Mesothelioomspecialist in gesprek met een patiënt en zijn vrouw

Vind een centrum voor mesothelioomkanker

Topcentra voor mesothelioomkanker beschikken over de modernste technologie en multidisciplinaire teams met ervaring in de behandeling van deze zeldzame ziekte.

De paracentesisprocedure

Paracentesis wordt vaak poliklinisch uitgevoerd en duurt ongeveer 20 tot 30 minuten. In veel gevallen wordt eerst een echografie gemaakt om de grootte en de omvang van het ascitisch vocht beter te kunnen zien.

Nadat de blaas leeg is, gaat de patiënt op een bed liggen in een hoek van 45 graden, zodat het vocht zich kan ophopen in de onderbuik. De arts reinigt de insteekplaats met een antisepticum en verdooft deze met een plaatselijk verdovingsmiddel voordat hij een naald met een grote diameter inbrengt om de buikholte te bereiken.

Als het ascitisch vocht eenmaal begint te stromen, wordt de holte leeggezogen met behulp van de zwaartekracht, een injectiespuit of een aansluiting op een vacuümfles. Artsen laten meestal maar één liter vocht per keer weglopen, niet sneller dan 500 ml per 10 minuten, zodat het lichaam vocht en elektrolyten in balans kan brengen. Als er tijdens de procedure meerdere liters vocht worden afgetapt, kan de patiënt serumalbumine toegediend krijgen om verloren vocht te vervangen, een daling van de bloeddruk te voorkomen en het risico op shock te verminderen.

Als het gewenste niveau van drainage is voltooid, bedekt de arts de inbrengplaats met een steriel verband en een kleine hechting, indien nodig. Als de procedure wordt herhaald, kan een katheter met een stroomregelklep en beschermend verband worden achtergelaten.

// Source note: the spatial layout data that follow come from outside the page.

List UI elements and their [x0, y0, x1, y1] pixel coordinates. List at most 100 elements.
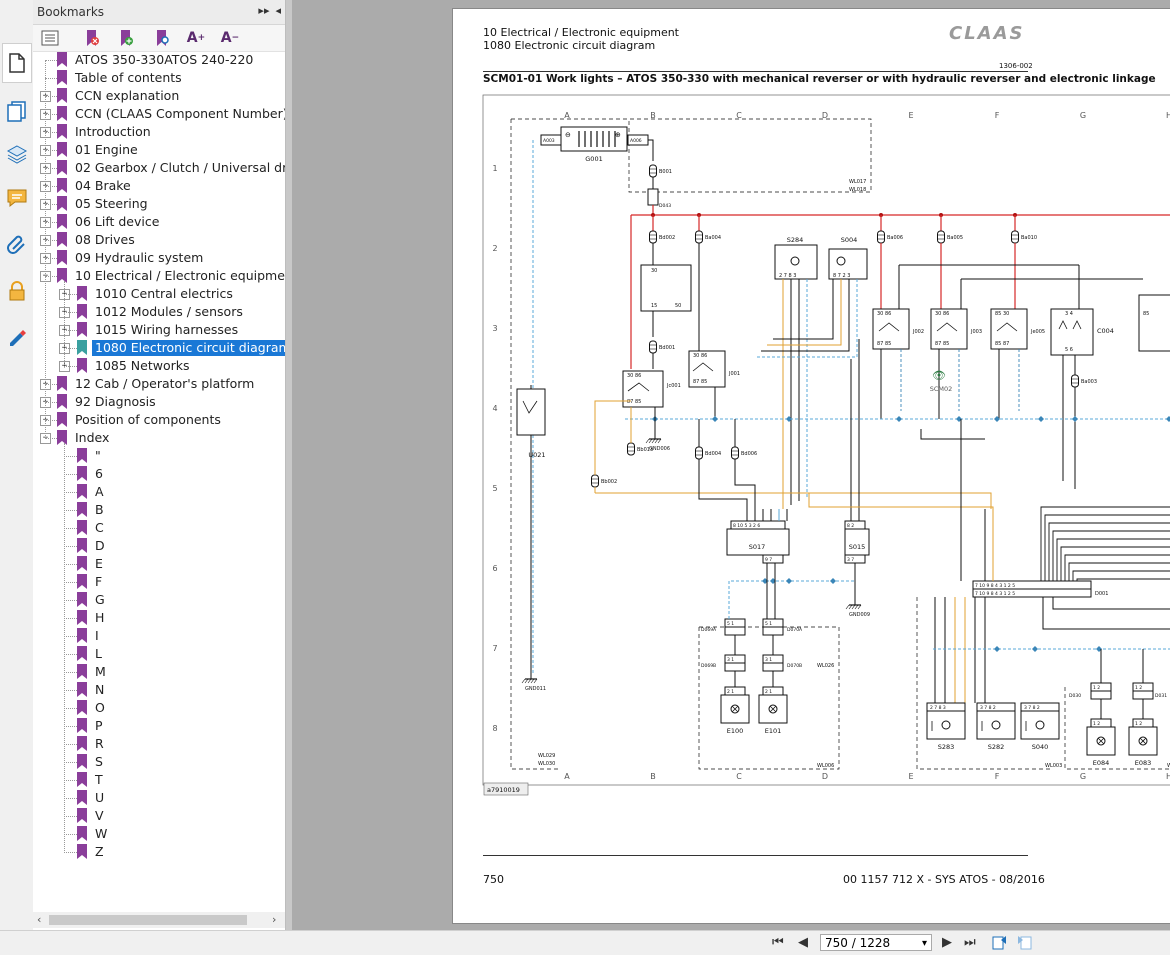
page-thumbnail-icon[interactable]: [2, 43, 32, 83]
bookmark-item[interactable]: ": [33, 447, 285, 465]
bookmark-item[interactable]: Table of contents: [33, 69, 285, 87]
page-number-input[interactable]: 750 / 1228 ▾: [820, 934, 932, 951]
pin-strip: [724, 662, 746, 672]
bookmark-item[interactable]: ATOS 350-330ATOS 240-220: [33, 51, 285, 69]
bookmark-item[interactable]: +08 Drives: [33, 231, 285, 249]
decrease-text-size-icon[interactable]: A−: [219, 28, 241, 48]
bookmark-item[interactable]: +05 Steering: [33, 195, 285, 213]
scroll-left-icon[interactable]: ‹: [37, 913, 42, 926]
bookmark-item[interactable]: +1012 Modules / sensors: [33, 303, 285, 321]
wire: [1058, 320, 1068, 330]
last-page-button[interactable]: ⏭: [964, 935, 976, 950]
pin-label: 3 1: [727, 657, 734, 663]
bookmark-item[interactable]: +12 Cab / Operator's platform: [33, 375, 285, 393]
bookmark-item[interactable]: +1085 Networks: [33, 357, 285, 375]
horizontal-scrollbar[interactable]: ‹ ›: [33, 912, 285, 928]
bookmark-item[interactable]: T: [33, 771, 285, 789]
bookmark-item[interactable]: +01 Engine: [33, 141, 285, 159]
bookmark-item[interactable]: +CCN explanation: [33, 87, 285, 105]
bookmark-item[interactable]: D: [33, 537, 285, 555]
previous-view-icon[interactable]: [992, 934, 1008, 954]
page-dropdown-icon[interactable]: ▾: [921, 938, 927, 949]
bookmark-item[interactable]: G: [33, 591, 285, 609]
tree-connector: [64, 726, 77, 727]
find-bookmark-icon[interactable]: [151, 28, 173, 48]
comments-icon[interactable]: [4, 185, 30, 211]
increase-text-size-icon[interactable]: A+: [185, 28, 207, 48]
grid-column-label: B: [650, 772, 656, 781]
bookmark-item[interactable]: A: [33, 483, 285, 501]
security-lock-icon[interactable]: [4, 278, 30, 304]
next-page-button[interactable]: ▶: [942, 935, 952, 950]
bookmark-item[interactable]: Z: [33, 843, 285, 861]
pages-icon[interactable]: [4, 98, 30, 124]
bookmark-item[interactable]: +92 Diagnosis: [33, 393, 285, 411]
bookmark-item[interactable]: N: [33, 681, 285, 699]
wire: [1064, 554, 1170, 581]
splice-point: [896, 416, 902, 422]
bookmark-item[interactable]: V: [33, 807, 285, 825]
bookmark-item[interactable]: P: [33, 717, 285, 735]
bookmark-item[interactable]: B: [33, 501, 285, 519]
collapse-panel-icon[interactable]: ◂: [275, 4, 281, 17]
scroll-right-icon[interactable]: ›: [272, 913, 277, 926]
harness-border: [698, 626, 840, 770]
bookmark-item[interactable]: 6: [33, 465, 285, 483]
wire: [1040, 506, 1170, 581]
bookmark-item[interactable]: +Position of components: [33, 411, 285, 429]
doc-code: 1306-002: [999, 62, 1033, 70]
bookmark-item[interactable]: +1080 Electronic circuit diagram: [33, 339, 285, 357]
pin-label: 30 86: [627, 373, 641, 379]
next-view-icon[interactable]: [1016, 934, 1032, 954]
harness-label: WL030: [538, 761, 555, 767]
bookmark-icon: [57, 106, 67, 121]
panel-splitter[interactable]: [286, 0, 292, 930]
panel-options-icon[interactable]: ▸▸: [258, 4, 270, 17]
attachments-icon[interactable]: [4, 231, 30, 257]
bookmark-item[interactable]: +09 Hydraulic system: [33, 249, 285, 267]
ground-hatch: [654, 438, 659, 444]
bookmark-item[interactable]: R: [33, 735, 285, 753]
bookmark-options-icon[interactable]: [39, 28, 61, 48]
new-bookmark-icon[interactable]: [115, 28, 137, 48]
bookmark-item[interactable]: +1015 Wiring harnesses: [33, 321, 285, 339]
bookmark-item[interactable]: −10 Electrical / Electronic equipment: [33, 267, 285, 285]
previous-page-button[interactable]: ◀: [798, 935, 808, 950]
switch-S064: [640, 264, 692, 312]
bookmark-item[interactable]: +Introduction: [33, 123, 285, 141]
wire: [1072, 320, 1082, 330]
bookmark-item[interactable]: U: [33, 789, 285, 807]
layers-icon[interactable]: [4, 141, 30, 167]
bookmark-item[interactable]: +1010 Central electrics: [33, 285, 285, 303]
bookmark-label: T: [95, 772, 103, 787]
bookmark-item[interactable]: +02 Gearbox / Clutch / Universal drive s: [33, 159, 285, 177]
bookmark-label: V: [95, 808, 104, 823]
bookmark-item[interactable]: C: [33, 519, 285, 537]
bookmark-item[interactable]: +06 Lift device: [33, 213, 285, 231]
bookmark-item[interactable]: I: [33, 627, 285, 645]
wire: [1052, 597, 1170, 610]
ground-hatch: [533, 678, 538, 684]
pin-strip: [762, 554, 784, 564]
signatures-icon[interactable]: [4, 323, 30, 349]
bookmark-item[interactable]: −Index: [33, 429, 285, 447]
bookmark-item[interactable]: O: [33, 699, 285, 717]
bookmark-item[interactable]: +CCN (CLAAS Component Number): [33, 105, 285, 123]
bookmark-item[interactable]: H: [33, 609, 285, 627]
bookmark-icon: [57, 394, 67, 409]
delete-bookmark-icon[interactable]: [81, 28, 103, 48]
pin-label: 85 30: [995, 311, 1009, 317]
scrollbar-thumb[interactable]: [49, 915, 247, 925]
bookmark-item[interactable]: E: [33, 555, 285, 573]
tree-connector: [64, 636, 77, 637]
ground-label: GND006: [649, 446, 670, 452]
first-page-button[interactable]: ⏮: [772, 935, 784, 950]
bookmark-item[interactable]: +04 Brake: [33, 177, 285, 195]
bookmark-item[interactable]: S: [33, 753, 285, 771]
bookmark-icon: [57, 250, 67, 265]
bookmark-item[interactable]: L: [33, 645, 285, 663]
bookmark-item[interactable]: W: [33, 825, 285, 843]
bookmark-item[interactable]: F: [33, 573, 285, 591]
bookmark-item[interactable]: M: [33, 663, 285, 681]
page-number: 750: [483, 873, 504, 886]
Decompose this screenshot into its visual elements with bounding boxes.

De patiënt wordt meestal binnen een paar uur ontslagen, mits de bloeddruk normaal is en hij geen duizelig gevoel heeft.

Risico’s en complicaties

Een paracentese is een vrij eenvoudige procedure die zeer weinig risico’s met zich meebrengt. Zeldzame complicaties zijn onder meer:

  • Infectie
  • Persistente lekkage van de inbrengplaats
  • Buikwandhematoom (verzameling bloed buiten een bloedvat)
  • Perforatie van de dunne of dikke darm, maag of blaas
  • Hypotensie (lage bloeddruk)

Een gedocumenteerde complicatie die zich voordeed bij een patiënt met mesothelioom in het buikvlies was het herhaaldelijk optreden van een pneumothorax na een paracentesisprocedure. Een pneumothorax treedt op wanneer lucht zich ophoopt in de ruimte rond de longen en de longen niet volledig kunnen uitzetten. Dit is een zeldzame complicatie, maar artsen menen dat het moet worden overwogen bij patiënten met reeds bestaande longaandoeningen.